Si donc dans nos graphes de nos, on trouve en général une seule action pour une situation, c’est que l’expert y a inscrit la bonne action (ou la meilleure) et non pas l’ensemble des possibles… Allons plus loin : si beaucoup d’actions sont envisageables, c’est peut-être le symptôme que la situation n’a pas été complètement appréhendée, qu’elle mérite peut-être d’être re-précisée en prenant en compte de nouveaux faits. Une bonne identification de la situation réduit l’étendue des bonnes actions possibles¹.

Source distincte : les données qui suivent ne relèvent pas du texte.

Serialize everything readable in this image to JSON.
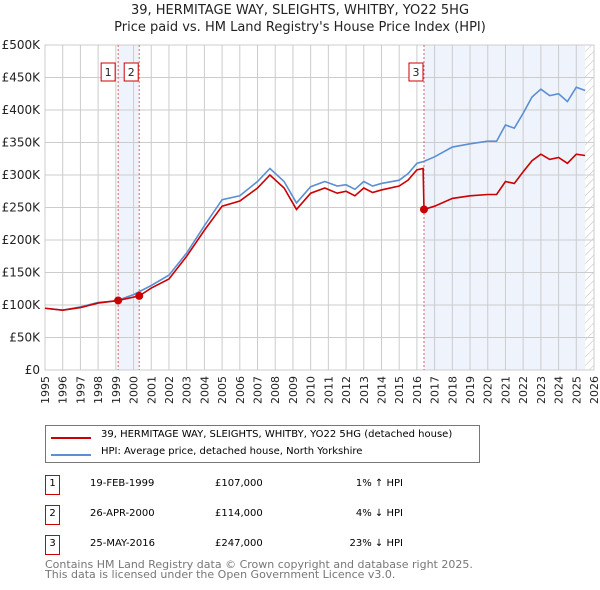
{
  "title": "39, HERMITAGE WAY, SLEIGHTS, WHITBY, YO22 5HG",
  "subtitle": "Price paid vs. HM Land Registry's House Price Index (HPI)",
  "chart_data": {
    "type": "line",
    "xlim": [
      1995,
      2026
    ],
    "ylim": [
      0,
      500000
    ],
    "yticks": [
      {
        "v": 0,
        "l": "£0"
      },
      {
        "v": 50000,
        "l": "£50K"
      },
      {
        "v": 100000,
        "l": "£100K"
      },
      {
        "v": 150000,
        "l": "£150K"
      },
      {
        "v": 200000,
        "l": "£200K"
      },
      {
        "v": 250000,
        "l": "£250K"
      },
      {
        "v": 300000,
        "l": "£300K"
      },
      {
        "v": 350000,
        "l": "£350K"
      },
      {
        "v": 400000,
        "l": "£400K"
      },
      {
        "v": 450000,
        "l": "£450K"
      },
      {
        "v": 500000,
        "l": "£500K"
      }
    ],
    "xticks": [
      1995,
      1996,
      1997,
      1998,
      1999,
      2000,
      2001,
      2002,
      2003,
      2004,
      2005,
      2006,
      2007,
      2008,
      2009,
      2010,
      2011,
      2012,
      2013,
      2014,
      2015,
      2016,
      2017,
      2018,
      2019,
      2020,
      2021,
      2022,
      2023,
      2024,
      2025,
      2026
    ],
    "series": [
      {
        "name": "39, HERMITAGE WAY, SLEIGHTS, WHITBY, YO22 5HG (detached house)",
        "color": "#cc0000",
        "x": [
          1995,
          1996,
          1997,
          1998,
          1999.13,
          2000.32,
          2001,
          2002,
          2003,
          2004,
          2005,
          2006,
          2007,
          2007.7,
          2008.5,
          2009.2,
          2010,
          2010.8,
          2011.5,
          2012,
          2012.5,
          2013,
          2013.5,
          2014,
          2015,
          2015.5,
          2016,
          2016.35,
          2016.4,
          2017,
          2018,
          2019,
          2020,
          2020.5,
          2021,
          2021.5,
          2022,
          2022.5,
          2023,
          2023.5,
          2024,
          2024.5,
          2025,
          2025.5
        ],
        "y": [
          95000,
          92000,
          96000,
          103000,
          107000,
          114000,
          126000,
          140000,
          175000,
          215000,
          252000,
          260000,
          280000,
          300000,
          280000,
          247000,
          272000,
          280000,
          272000,
          275000,
          268000,
          280000,
          273000,
          277000,
          283000,
          292000,
          308000,
          310000,
          247000,
          252000,
          264000,
          268000,
          270000,
          270000,
          290000,
          287000,
          305000,
          322000,
          332000,
          324000,
          327000,
          318000,
          332000,
          330000
        ]
      },
      {
        "name": "HPI: Average price, detached house, North Yorkshire",
        "color": "#5b8fd4",
        "x": [
          1995,
          1996,
          1997,
          1998,
          1999,
          2000,
          2001,
          2002,
          2003,
          2004,
          2005,
          2006,
          2007,
          2007.7,
          2008.5,
          2009.2,
          2010,
          2010.8,
          2011.5,
          2012,
          2012.5,
          2013,
          2013.5,
          2014,
          2015,
          2015.5,
          2016,
          2016.4,
          2017,
          2018,
          2019,
          2020,
          2020.5,
          2021,
          2021.5,
          2022,
          2022.5,
          2023,
          2023.5,
          2024,
          2024.5,
          2025,
          2025.5
        ],
        "y": [
          95000,
          92000,
          97000,
          104000,
          106000,
          116000,
          130000,
          146000,
          180000,
          222000,
          262000,
          268000,
          290000,
          310000,
          290000,
          257000,
          282000,
          290000,
          283000,
          285000,
          278000,
          290000,
          283000,
          287000,
          292000,
          302000,
          318000,
          321000,
          328000,
          343000,
          348000,
          352000,
          352000,
          377000,
          372000,
          395000,
          420000,
          432000,
          422000,
          425000,
          413000,
          435000,
          430000
        ]
      }
    ],
    "sales": [
      {
        "n": "1",
        "x": 1999.13,
        "y": 107000
      },
      {
        "n": "2",
        "x": 2000.32,
        "y": 114000
      },
      {
        "n": "3",
        "x": 2016.4,
        "y": 247000
      }
    ],
    "data_end": 2025.5
  },
  "legend": [
    "39, HERMITAGE WAY, SLEIGHTS, WHITBY, YO22 5HG (detached house)",
    "HPI: Average price, detached house, North Yorkshire"
  ],
  "transactions": [
    {
      "n": "1",
      "date": "19-FEB-1999",
      "price": "£107,000",
      "hpi": "1% ↑ HPI"
    },
    {
      "n": "2",
      "date": "26-APR-2000",
      "price": "£114,000",
      "hpi": "4% ↓ HPI"
    },
    {
      "n": "3",
      "date": "25-MAY-2016",
      "price": "£247,000",
      "hpi": "23% ↓ HPI"
    }
  ],
  "footer": [
    "Contains HM Land Registry data © Crown copyright and database right 2025.",
    "This data is licensed under the Open Government Licence v3.0."
  ]
}
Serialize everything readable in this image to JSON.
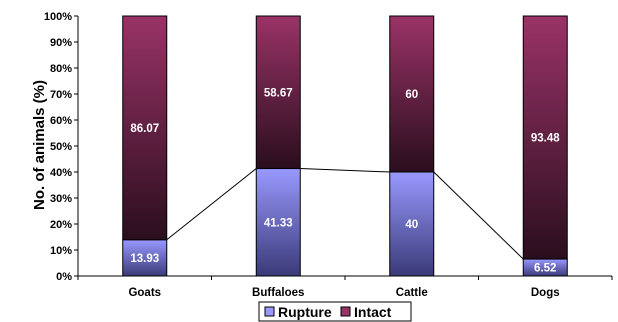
{
  "chart_data": {
    "type": "bar",
    "stacked": true,
    "percent": true,
    "categories": [
      "Goats",
      "Buffaloes",
      "Cattle",
      "Dogs"
    ],
    "series": [
      {
        "name": "Rupture",
        "values": [
          13.93,
          41.33,
          40,
          6.52
        ],
        "labels": [
          "13.93",
          "41.33",
          "40",
          "6.52"
        ],
        "color": "#9999ff",
        "color_dark": "#3a3a78"
      },
      {
        "name": "Intact",
        "values": [
          86.07,
          58.67,
          60,
          93.48
        ],
        "labels": [
          "86.07",
          "58.67",
          "60",
          "93.48"
        ],
        "color": "#993366",
        "color_dark": "#2a0e1e"
      }
    ],
    "ylabel": "No. of animals (%)",
    "xlabel": "",
    "ylim": [
      0,
      100
    ],
    "yticks": [
      "0%",
      "10%",
      "20%",
      "30%",
      "40%",
      "50%",
      "60%",
      "70%",
      "80%",
      "90%",
      "100%"
    ],
    "series_lines": true,
    "grid": false,
    "legend": "bottom-center"
  }
}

Autre réflexion : sur un terrain de foot, la situation évolue très vite. D’une seconde à l’autre, la situation n’est plus la même, selon le déplacement des joueurs et du ballon. Une excellente perception de l’environnement et une bonne capacité d’anticipation fait aussi partie de l’intelligence de jeu.

¹ Rappelons que nous cherchons ici à modéliser les connaissances d’un expert et que nous ne sommes pas sur le terrain de la liberté individuelle…

Cituation du mois de mars 2017 (Cituation #8) :

«  C’est une bonne situation ça, scribe ?

– Vous savez, moi je ne crois pas qu’il y ait de bonne ou de mauvaise situation. Moi, si je devais résumer ma vie aujourd’hui avec vous, je dirais que c’est d’abord des rencontres. Des gens qui m’ont tendu la main, peut-être à un moment où je ne pouvais pas, où j’étais seul chez moi. Et c’est assez curieux de se dire que les hasards, les rencontres forgent une destinée… Parce que quand on a le goût de la chose, quand on a le goût de la chose bien faite, le beau geste, parfois on ne trouve pas l’interlocuteur en face, je dirais, le miroir qui vous aide à avancer. Alors ça n’est pas mon cas, comme je disais là, puisque moi au contraire, j’ai pu : et je dis merci à la vie, je lui dis merci, je chante la vie, je danse la vie… je ne suis qu’amour ! Et finalement, quand beaucoup de gens aujourd’hui me disent « Mais comment fais-tu pour avoir cette humanité ? »,  et bien je leur réponds très simplement, je leur dis que c’est ce goût de l’amour ce goût donc qui m’a poussé aujourd’hui à entreprendre une construction mécanique, mais demain qui sait ? Peut-être simplement à me mettre au service de la communauté, à faire le don, le don de soi… »

Réplique des personnages Numérobis et Otis dans le film Astérix et Obélix : Mission Cléopâtre, réalisé par Alain Chabat, en 2002.

Cette cituation du mois amène plusieurs réflexions, qui vont être plus courtes que la citation elle-même :

  • D’abord une situation peut être complexe, très générale et assez longue à décrire…
  • Ensuite, situer, c’est positionner sur un plan ou dans un cadre (géographique, social, etc..). C’est donc toujours relativement à quelque chose que l’on situe. Plus précisément relativement à d’autres situations…
  • Enfin, Otis a raison : il n’y a pas de bonne ou de mauvaise situation. Dans notre contexte par contre, une situation n’a un sens que par rapport à un but donné.